The album concludes with "As I Sit Down to Play the Organ at the Notre Dame Cathedral," which is easily one of the longest and most intricate tracks in the Sparks catalogue. The song starts with about 90 seconds of different variations on the phrase "Bye bye bye my baby/Now it's time time time for me to go to/Work work Work/So you might want to work your way from here" over guitars and keyboards with odd tones, before moving into a song centered around a nagging upwards organ lick over which Russell sings lyrics devoted to a fascinating premise. Basically, the organist (a) is irritated that the bulk of his audience cares more about God than about his performance, and (b) is totally trying to use his organ playing to pick up girls, targeting those who are inside to get out of the rain more than for any religious purpose. The music is full of "Hallelujah!" chants and sung "La, la ..." parts to that upwards organ lick (the use of the repeated "I believe!" bits sandwiched around the "La, la" parts during a part of the song that is the organist getting lucky amuses me to no end) and lots of entertaining bombast that all make this into a great ending.

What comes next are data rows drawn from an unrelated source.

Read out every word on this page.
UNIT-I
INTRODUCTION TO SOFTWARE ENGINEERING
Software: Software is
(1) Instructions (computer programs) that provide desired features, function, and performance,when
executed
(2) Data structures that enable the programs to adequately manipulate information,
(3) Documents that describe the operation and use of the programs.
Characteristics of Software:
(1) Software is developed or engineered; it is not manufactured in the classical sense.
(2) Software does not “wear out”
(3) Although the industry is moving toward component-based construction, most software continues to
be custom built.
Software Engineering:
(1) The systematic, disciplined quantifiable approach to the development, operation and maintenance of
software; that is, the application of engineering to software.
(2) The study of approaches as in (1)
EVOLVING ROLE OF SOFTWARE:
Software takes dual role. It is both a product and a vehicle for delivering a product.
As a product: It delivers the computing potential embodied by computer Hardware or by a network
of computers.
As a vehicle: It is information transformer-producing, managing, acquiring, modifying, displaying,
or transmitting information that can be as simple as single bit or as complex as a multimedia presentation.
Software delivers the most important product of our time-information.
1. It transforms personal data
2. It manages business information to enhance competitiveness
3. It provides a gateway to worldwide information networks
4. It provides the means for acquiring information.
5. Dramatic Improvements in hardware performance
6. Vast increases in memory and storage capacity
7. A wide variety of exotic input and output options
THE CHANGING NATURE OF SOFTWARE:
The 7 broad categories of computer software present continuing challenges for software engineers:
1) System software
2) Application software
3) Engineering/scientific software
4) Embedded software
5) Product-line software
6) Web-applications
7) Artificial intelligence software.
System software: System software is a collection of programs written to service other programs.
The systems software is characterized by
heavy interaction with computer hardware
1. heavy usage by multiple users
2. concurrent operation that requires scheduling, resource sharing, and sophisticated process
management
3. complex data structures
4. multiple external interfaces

In the end, I can't really figure out whether I like this album more or less than LB, but the difference either way would only be the tiniest bit, so it doesn't really matter. There are definitely enough small things (I didn't really emphasize the repetition much in this review, but there are small moments where repeated bits get on my nerves) to keep this from a higher grade, but regardless of exact grade, this album firmly established the Sparks comeback as legitimate, and this makes the album an important inclusion to a Sparks collection. Or, for that matter, a rock rock rock collection.